Tentatively, you pull yourself up into the cockpit with light feet, hunched over to adjust your height to the cramped space. You’re about to say something like “hello” or “excuse me,” but he’s already turning around to look at you with a gaunt expression and a shout. With a double take, he jumps into action. The sound of his squealing in terror is enough to send you stepping backwards, in narrow avoidance of the open hatch, hands gripping your temples. He looks like he’s seen a ghost—and you’re it. “What the—!”
You’re trying your best to ignore the boyish yells erupting out of him. “My head is killing me right now. Please don’t scream,” you rasp out.
The second you take a step closer to him, he’s throwing his arms up in a crude attempt at martial arts. His straightened hands are in front of his face, like he’s ready to give you a chop to the side. “Stranger danger!”
You can’t help but yell right back at the expression: “What?” You’re absolutely exasperated by the sight of his attempted self-defense. It’s undoubtedly ineffective. If you were trying to harm him—which you clearly aren’t—he’d be very easy to assail. “Would you put your hands down?”
He shouts again, this time above the both of you, hands still raised and ready for offense: “Mary, I’m supposed to be dying alone here.” Mary?
A computerized voice rings softly over the ship’s comms: “Dr. Ryland Grace. End of manifest.”
“But that isn’t really the end, is it?” he shouts upwards, beyond the both of you. The computer doesn’t seem to register that question too urgently.
“Grace. You’re Grace. Okay—that’s something,” you say, trying to jog some kind of memory. Right about now, you’re only able to rely on what’s right in front of you. He’s… pretty, even if he’s panicking. Grace has the composure and clumsiness of a baby deer, scrambling over the cockpit seats, hands running over the walls to try and find a steady anchor. You do not like the look of the way his hands are bumping all of the different buttons and scanners; your gut tells you to scold him for it, but you’re too distracted by your absolute lack of information. You should know him. He’s just as familiar as the ship’s layout, but you can’t pinpoint any specific details. Could you have known each other? He clearly doesn’t recognize you.

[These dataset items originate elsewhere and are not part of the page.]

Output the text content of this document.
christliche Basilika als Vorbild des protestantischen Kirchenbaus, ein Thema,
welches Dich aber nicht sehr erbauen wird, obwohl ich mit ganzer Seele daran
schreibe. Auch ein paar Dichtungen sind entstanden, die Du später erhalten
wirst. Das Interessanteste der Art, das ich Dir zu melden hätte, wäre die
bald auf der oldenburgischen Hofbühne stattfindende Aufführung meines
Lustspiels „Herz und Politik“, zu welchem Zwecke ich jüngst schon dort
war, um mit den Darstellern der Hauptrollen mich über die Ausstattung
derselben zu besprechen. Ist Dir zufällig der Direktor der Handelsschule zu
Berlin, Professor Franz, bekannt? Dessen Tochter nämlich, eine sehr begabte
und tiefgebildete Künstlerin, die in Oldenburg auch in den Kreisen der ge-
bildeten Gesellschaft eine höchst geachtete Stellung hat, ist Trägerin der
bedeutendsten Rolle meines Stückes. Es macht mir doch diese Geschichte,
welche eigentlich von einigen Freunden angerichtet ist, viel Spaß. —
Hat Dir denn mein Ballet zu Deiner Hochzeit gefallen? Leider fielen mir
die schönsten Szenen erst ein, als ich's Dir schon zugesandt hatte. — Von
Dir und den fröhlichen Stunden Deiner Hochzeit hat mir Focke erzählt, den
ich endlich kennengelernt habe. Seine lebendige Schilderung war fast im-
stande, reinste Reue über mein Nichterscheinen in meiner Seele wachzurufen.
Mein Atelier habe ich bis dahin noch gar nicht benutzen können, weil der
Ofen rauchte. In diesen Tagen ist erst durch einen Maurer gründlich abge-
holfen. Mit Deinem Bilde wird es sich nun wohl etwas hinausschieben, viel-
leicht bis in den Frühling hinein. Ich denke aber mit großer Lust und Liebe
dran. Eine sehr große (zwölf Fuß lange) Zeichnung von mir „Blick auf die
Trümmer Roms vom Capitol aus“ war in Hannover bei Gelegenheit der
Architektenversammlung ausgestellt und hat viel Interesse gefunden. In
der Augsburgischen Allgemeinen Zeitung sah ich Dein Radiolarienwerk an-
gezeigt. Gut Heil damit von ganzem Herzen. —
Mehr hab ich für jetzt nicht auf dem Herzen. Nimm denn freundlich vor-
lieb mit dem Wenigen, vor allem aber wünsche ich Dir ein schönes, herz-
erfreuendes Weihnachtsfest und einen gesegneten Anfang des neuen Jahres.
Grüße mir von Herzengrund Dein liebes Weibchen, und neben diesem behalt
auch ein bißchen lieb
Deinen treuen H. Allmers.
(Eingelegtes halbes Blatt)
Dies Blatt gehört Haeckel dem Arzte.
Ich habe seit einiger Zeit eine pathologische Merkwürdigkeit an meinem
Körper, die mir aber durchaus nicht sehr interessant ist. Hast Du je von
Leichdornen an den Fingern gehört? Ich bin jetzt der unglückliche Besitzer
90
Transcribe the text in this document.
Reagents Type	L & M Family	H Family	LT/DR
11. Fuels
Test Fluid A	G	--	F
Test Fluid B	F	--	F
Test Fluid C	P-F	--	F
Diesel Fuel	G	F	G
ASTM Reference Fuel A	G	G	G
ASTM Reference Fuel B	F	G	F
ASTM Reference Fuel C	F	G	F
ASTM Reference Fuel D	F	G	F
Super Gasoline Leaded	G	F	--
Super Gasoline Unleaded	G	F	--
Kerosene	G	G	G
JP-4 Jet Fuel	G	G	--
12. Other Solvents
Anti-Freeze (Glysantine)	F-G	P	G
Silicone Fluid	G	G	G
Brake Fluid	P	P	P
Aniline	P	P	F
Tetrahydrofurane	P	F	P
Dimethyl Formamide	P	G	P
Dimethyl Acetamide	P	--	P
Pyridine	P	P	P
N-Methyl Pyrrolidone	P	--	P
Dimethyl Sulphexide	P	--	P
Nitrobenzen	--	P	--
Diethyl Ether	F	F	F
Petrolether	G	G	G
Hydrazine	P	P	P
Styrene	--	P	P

“Are you real?” Grace asks. He thinks you’re a hallucination, and he’s pushing up his glasses to get a good look at your face. “There’s no potential for gas leaks. We’re running on astrophage. It could be the air—” He’s reaching his hand up with two fingers to prod at your shoulder. You slap his hand with a soft thwack before he can make contact. He retracts it back with a muttered “okay, real, m’sorry.”
You can only shake your head, “We’re operating in a low-pressure environment. Oxygen toxicity would be highly unlikely.” You must be pretty textbook smart. Grace seems to be soothed by the rationalization.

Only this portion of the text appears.